As expected, 270 and 360 μg/week induction doses in the first 12 weeks resulted in increased drug exposure of peginterferon α-2a, which was in turn associated with a trend for increased efficacy. Also, significantly higher concentrations of peginterferon α-2a were seen between 0 and 12 weeks (P = 0.0468) in patients who had achieved an SVR compared with patients who had no SVR. These findings are consistent with the fact that most patients who responded received induction doses of peginterferon α-2a and supports the hypothesis that providing more interferon enhances viral clearance which in turn would increase the chance of SVR. The dose-related biphasic decline in HCV RNA resulting from peginterferon α-2a plus ribavirin observed in the non-responder patients enrolled in this study was consistent with viral kinetics previously reported for peginterferon α-2a plus ribavirin therapy in treatment-naïve patients.17

A possible limitation of the present study is that the results of the primary criterion were inconclusive as there were no significant differences in EVR rates among groups. Although multiplicity issues affecting statistical errors are a concern when repeated tests are performed over the same sample, very interesting data about the relationship of peginterferon dose and SVR emerged in the analyses of secondary criteria.

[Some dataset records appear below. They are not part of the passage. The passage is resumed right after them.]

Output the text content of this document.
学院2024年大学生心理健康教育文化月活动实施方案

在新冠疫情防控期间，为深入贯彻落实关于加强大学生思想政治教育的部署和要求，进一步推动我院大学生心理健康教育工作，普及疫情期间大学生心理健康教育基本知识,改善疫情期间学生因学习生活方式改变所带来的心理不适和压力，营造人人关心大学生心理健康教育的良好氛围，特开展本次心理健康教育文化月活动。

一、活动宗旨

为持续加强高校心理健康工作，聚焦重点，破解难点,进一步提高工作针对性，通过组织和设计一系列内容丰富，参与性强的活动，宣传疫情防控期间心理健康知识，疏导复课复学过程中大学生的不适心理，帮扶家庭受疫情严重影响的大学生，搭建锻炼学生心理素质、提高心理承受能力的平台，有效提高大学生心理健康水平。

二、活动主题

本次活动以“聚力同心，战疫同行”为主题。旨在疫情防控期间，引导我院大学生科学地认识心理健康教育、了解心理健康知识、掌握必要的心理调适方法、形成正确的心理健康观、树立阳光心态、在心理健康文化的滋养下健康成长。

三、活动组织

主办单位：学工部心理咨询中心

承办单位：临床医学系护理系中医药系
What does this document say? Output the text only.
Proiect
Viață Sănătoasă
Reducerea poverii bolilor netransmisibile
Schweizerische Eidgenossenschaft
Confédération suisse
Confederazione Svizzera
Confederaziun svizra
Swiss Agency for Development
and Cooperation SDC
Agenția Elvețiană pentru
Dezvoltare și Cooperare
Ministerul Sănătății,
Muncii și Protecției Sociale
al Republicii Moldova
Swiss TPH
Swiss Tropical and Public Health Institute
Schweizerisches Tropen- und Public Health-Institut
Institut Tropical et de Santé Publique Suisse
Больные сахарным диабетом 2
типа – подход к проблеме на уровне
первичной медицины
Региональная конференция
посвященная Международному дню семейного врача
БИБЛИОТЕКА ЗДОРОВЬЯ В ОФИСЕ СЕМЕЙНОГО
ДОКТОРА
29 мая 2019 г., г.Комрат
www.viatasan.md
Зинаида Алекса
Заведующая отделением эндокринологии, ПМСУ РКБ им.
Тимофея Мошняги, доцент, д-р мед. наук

In conclusion, in this study fixed-dose induction with peginterferon α-2a resulted in increased drug exposure and improved the likelihood of achieving an SVR, without compromising safety. Peginterferon α-2a 360 μg/week plus ribavirin showed a significant benefit over standard dosing, and, although the study was small, it provides support for the concept of the use of fixed-dose induction regimes with peginterferon α-2a plus ribavirin. The use of a fixed-dose induction with peginterferon α-2a 360 μg/week is also being examined in the large ongoing randomised international REPEAT study, in 950 patients who had previously failed to respond to peginterferon α-2b plus ribavirin.18 Another study (PROGRESS) will investigate fixed-dose induction therapy with peginterferon α-2a 360 μg/week in patients with difficult-to-cure characteristics (HCV genotype 1, high viral load, bodyweight >85 kg). These studies aim to identify the most effective treatment options for patients who have the greatest medical need.


Authors’ declaration of personal interests: Miguel Muñoz-Sánchez is an employee of Roche Farma S.A. Declaration of funding interests: This study was funded in full by Roche Farma S.A. The preparation of this paper was funded in part by Roche Farma S.A. Data analyses were undertaken by Raquel Jerez and Jesús Villoria who are employees of Medicest S.L. and received funding from Roche Farma, S.A. Writing support was provided by Drs Peter R. Turner (t-scimed, Reus, Spain) and Steve Winter (Wolters Kluwer Health, Chester, UK) and funded by Roche Farma S.A.